As companies in the polluting and extractive industries were increasingly forced to internalize the social costs of their activities, they turned to the public relations industry for help. The consultants examined the grassroots organizing methods that had made the environmental movement and other social movements so successful, and recommended that their employers adopt similar methods. Of course, pollution and waste do not have the same public appeal as health and efficiency, so the industries involved needed to compensate for their lack of popular support with money. The enormous success of the counterrevolution that ensued has been evident in Republican and Democratic administrations and Congresses alike.

A primary tool for corporate public relations is the creation of front groups, allegedly grassroots organizations that dress industry’s preferred policies in the garb of “reason,” “science” and “public interest.” Take, for example, The Information Council on the Environment, a coal-industry front group.

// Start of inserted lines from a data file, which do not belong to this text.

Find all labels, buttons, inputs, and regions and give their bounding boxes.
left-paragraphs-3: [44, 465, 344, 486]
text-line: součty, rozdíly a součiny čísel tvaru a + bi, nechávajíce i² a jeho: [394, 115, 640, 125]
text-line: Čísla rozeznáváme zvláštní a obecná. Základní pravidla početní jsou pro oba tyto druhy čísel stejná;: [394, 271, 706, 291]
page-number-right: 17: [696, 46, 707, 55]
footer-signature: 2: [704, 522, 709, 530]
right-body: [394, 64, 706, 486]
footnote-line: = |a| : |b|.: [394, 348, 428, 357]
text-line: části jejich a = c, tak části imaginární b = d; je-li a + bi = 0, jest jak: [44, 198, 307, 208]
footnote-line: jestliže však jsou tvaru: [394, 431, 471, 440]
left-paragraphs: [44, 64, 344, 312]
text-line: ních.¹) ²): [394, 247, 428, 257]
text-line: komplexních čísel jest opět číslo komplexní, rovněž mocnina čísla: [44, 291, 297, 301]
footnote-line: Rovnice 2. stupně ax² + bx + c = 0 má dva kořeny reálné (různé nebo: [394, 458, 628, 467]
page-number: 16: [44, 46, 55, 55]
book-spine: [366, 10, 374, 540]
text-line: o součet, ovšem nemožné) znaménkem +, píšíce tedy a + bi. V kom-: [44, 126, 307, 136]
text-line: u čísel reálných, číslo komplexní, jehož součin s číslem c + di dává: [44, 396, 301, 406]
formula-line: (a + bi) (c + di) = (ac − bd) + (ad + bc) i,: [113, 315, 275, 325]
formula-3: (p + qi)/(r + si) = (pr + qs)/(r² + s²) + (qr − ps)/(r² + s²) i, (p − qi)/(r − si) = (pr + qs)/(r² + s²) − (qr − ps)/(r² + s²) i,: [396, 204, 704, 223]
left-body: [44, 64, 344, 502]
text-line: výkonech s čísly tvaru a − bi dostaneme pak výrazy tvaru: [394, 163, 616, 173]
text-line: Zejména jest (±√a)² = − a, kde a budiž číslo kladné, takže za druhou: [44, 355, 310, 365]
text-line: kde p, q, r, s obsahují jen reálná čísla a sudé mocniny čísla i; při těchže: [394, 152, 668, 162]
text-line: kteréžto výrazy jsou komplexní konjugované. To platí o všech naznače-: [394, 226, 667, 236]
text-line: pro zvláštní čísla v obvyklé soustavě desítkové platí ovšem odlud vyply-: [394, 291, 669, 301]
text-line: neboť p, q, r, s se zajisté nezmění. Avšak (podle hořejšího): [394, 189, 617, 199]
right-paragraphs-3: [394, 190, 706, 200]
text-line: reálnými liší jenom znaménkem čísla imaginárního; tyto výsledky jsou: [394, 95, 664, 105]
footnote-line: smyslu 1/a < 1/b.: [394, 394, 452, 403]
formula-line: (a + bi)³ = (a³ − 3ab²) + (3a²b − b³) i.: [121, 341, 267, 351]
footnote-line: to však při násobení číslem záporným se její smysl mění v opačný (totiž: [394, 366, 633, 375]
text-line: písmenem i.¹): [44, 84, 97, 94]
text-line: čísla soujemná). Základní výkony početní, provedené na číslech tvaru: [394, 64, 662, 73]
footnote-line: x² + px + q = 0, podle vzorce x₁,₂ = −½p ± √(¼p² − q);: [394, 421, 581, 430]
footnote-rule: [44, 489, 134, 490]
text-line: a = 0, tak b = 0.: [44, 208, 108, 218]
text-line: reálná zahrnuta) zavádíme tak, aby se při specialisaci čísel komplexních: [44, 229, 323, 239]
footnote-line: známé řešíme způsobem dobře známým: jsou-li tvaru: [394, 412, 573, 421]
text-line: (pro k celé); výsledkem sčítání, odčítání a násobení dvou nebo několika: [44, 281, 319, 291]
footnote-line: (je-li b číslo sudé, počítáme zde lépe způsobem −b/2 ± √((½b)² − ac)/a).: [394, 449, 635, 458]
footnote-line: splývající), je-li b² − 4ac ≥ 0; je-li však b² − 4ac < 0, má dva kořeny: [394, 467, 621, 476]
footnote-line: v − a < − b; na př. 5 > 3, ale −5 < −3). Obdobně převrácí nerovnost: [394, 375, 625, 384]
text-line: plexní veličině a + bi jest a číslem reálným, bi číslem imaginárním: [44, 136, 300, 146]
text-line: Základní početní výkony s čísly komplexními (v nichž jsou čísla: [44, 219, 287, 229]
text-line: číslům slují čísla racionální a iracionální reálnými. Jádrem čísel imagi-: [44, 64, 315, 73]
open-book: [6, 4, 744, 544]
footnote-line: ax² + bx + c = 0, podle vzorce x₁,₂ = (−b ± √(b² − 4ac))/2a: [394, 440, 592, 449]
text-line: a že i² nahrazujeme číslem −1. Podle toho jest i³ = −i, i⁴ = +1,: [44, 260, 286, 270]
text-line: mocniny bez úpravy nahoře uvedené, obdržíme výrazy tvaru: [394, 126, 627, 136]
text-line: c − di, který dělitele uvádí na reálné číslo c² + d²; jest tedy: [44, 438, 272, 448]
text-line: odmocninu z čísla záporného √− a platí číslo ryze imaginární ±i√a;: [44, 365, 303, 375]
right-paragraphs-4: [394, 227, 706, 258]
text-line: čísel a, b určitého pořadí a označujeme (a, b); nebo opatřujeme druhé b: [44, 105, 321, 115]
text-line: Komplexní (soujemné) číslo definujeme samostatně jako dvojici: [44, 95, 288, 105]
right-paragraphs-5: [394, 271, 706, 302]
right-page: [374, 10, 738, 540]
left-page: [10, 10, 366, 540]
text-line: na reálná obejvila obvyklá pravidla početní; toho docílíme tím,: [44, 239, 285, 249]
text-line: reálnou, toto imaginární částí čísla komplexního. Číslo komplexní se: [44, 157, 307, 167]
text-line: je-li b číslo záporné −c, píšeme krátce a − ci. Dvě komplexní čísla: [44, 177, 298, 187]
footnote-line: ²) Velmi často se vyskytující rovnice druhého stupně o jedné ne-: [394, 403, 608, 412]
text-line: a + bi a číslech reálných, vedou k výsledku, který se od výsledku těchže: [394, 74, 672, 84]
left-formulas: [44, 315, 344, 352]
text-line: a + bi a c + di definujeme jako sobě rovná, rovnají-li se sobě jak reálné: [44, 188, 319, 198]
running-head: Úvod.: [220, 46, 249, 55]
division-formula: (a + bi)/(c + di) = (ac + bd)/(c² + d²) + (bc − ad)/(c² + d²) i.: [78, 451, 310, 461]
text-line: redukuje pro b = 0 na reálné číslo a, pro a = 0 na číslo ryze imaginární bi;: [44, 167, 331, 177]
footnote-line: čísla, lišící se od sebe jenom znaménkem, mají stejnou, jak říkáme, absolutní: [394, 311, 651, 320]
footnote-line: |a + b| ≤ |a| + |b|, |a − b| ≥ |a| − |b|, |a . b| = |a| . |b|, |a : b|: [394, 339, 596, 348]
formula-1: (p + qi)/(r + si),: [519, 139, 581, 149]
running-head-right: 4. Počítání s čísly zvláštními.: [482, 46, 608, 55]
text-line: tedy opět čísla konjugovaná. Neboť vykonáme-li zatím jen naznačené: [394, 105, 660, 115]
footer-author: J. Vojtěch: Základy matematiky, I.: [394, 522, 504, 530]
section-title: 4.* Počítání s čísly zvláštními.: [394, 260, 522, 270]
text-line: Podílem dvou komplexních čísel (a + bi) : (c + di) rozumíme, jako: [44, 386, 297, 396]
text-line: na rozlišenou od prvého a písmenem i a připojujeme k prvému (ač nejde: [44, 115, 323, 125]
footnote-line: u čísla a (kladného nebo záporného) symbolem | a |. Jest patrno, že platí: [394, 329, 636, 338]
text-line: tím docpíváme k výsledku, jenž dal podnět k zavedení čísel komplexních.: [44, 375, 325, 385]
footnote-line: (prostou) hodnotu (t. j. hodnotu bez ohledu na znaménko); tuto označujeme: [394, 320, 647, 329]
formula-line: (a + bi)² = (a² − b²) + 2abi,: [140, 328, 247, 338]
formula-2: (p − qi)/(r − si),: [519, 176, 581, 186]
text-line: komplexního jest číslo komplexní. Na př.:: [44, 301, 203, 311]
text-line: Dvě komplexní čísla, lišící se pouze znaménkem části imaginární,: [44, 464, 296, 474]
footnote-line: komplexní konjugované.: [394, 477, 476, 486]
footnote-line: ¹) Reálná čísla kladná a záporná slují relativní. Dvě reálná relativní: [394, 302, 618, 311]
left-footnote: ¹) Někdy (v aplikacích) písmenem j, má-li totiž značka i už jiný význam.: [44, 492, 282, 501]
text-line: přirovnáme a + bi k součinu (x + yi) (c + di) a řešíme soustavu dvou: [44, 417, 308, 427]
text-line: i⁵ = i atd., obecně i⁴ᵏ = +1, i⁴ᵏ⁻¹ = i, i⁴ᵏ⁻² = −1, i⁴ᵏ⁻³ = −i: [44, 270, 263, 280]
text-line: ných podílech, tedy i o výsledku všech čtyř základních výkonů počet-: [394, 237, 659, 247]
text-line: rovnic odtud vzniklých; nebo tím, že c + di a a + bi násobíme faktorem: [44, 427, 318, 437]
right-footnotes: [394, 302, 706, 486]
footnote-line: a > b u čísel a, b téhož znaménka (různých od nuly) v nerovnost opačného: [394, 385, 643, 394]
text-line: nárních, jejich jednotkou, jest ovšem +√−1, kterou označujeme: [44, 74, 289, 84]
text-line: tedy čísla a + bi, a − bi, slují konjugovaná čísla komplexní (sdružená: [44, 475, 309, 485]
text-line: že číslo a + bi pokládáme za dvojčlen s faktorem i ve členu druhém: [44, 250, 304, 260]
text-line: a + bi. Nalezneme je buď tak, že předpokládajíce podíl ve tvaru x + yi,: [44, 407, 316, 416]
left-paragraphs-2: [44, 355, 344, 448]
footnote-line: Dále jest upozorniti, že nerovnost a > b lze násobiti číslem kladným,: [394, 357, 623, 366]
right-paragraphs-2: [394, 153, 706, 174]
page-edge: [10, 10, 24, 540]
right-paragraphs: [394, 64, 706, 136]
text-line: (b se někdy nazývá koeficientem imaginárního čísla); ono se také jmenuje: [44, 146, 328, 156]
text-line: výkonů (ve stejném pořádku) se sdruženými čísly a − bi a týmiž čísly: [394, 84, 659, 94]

Documents outlining its media strategy described a plan to target “older, less-educated males from larger households who were not typically information-seekers.” Public relations firms like Merrill Rose encourage companies to “put your words in someone else’s mouth,” and the numerous “citizens'” groups supporting mining in the western states speak quite well for the companies who fund them.

Corporations such as Mobil, Du Pont, Ford, Philip Morris, Monsanto and Pfizer all support multiple organizations with deceptive names like “The American Council on Science and Health” and “Citizens for a Sound Economy.” These groups often share office space with more overt industry lobby groups. The Council for Solid Waste Solutions shares space with the Society of the Plastic Industry, Inc. The Oregon Lands Coalition has the same address as the Association of Oregon Industries.

Sometimes the groups even masquerade as environmental organizations. The National Wetlands Coalition, made up largely of oil and gas companies, was formed to protect its members’ “right” to drill wherever they please, and the Keep America Beautiful Campaign has fought aggressively against recycling legislation.

The media uncritically reports statements from these organizations and government officials cloak favors to their contributors in talking points these groups provide. Media reports also fail to dismiss the outrageous claims about the lobbying power of environmental and other social justice groups. The pollution lobby outspends them at least ten to one, spending over $1 billion.

So where can you go for reliable information? You may not take me seriously when I say “environmental groups,” but let me explain why this is actually a reasonable answer.

Industry’s power is grounded primarily in money. Because companies deliver their message through other people’s mouths, they can propagate lies as often as they like. When one group gets exposed, they start another and pump some money into it. Most people assume that corporate representatives are bending or ignoring the truth when they speak directly on the corporation’s behalf. Recent revelations about the tobacco industry provide only one of thousands of examples justifying such cynicism.

However, environmental groups have nothing if they lose their credibility. Their power is almost entirely grounded in their ability to convey accurate information in such a way that people understand its significance for their daily lives. When I worked for the Sierra Club, every fact that went into print, be it for press releases, information sheets handed out at street fairs or internal newsletters, had to be carefully checked. No exaggerating or fudging was permitted.

There are few incentives to do otherwise. Comparatively speaking, environmentalists have less to gain personally from the policies they advocate than do most lobbyists. It is fairly obvious why Ford Motor Company does not want stricter fuel efficiency standards, but it is less obvious why an upper middle-class Manhattanite would devote hundreds of hours to reducing the number of diesel bus depots in the Bronx. More to the point, organizations like the Union of Concerned Scientists (a real environmental group) could not plausibly have any reason for existing, other than to promote reasonable scientific solutions to real environmental problems.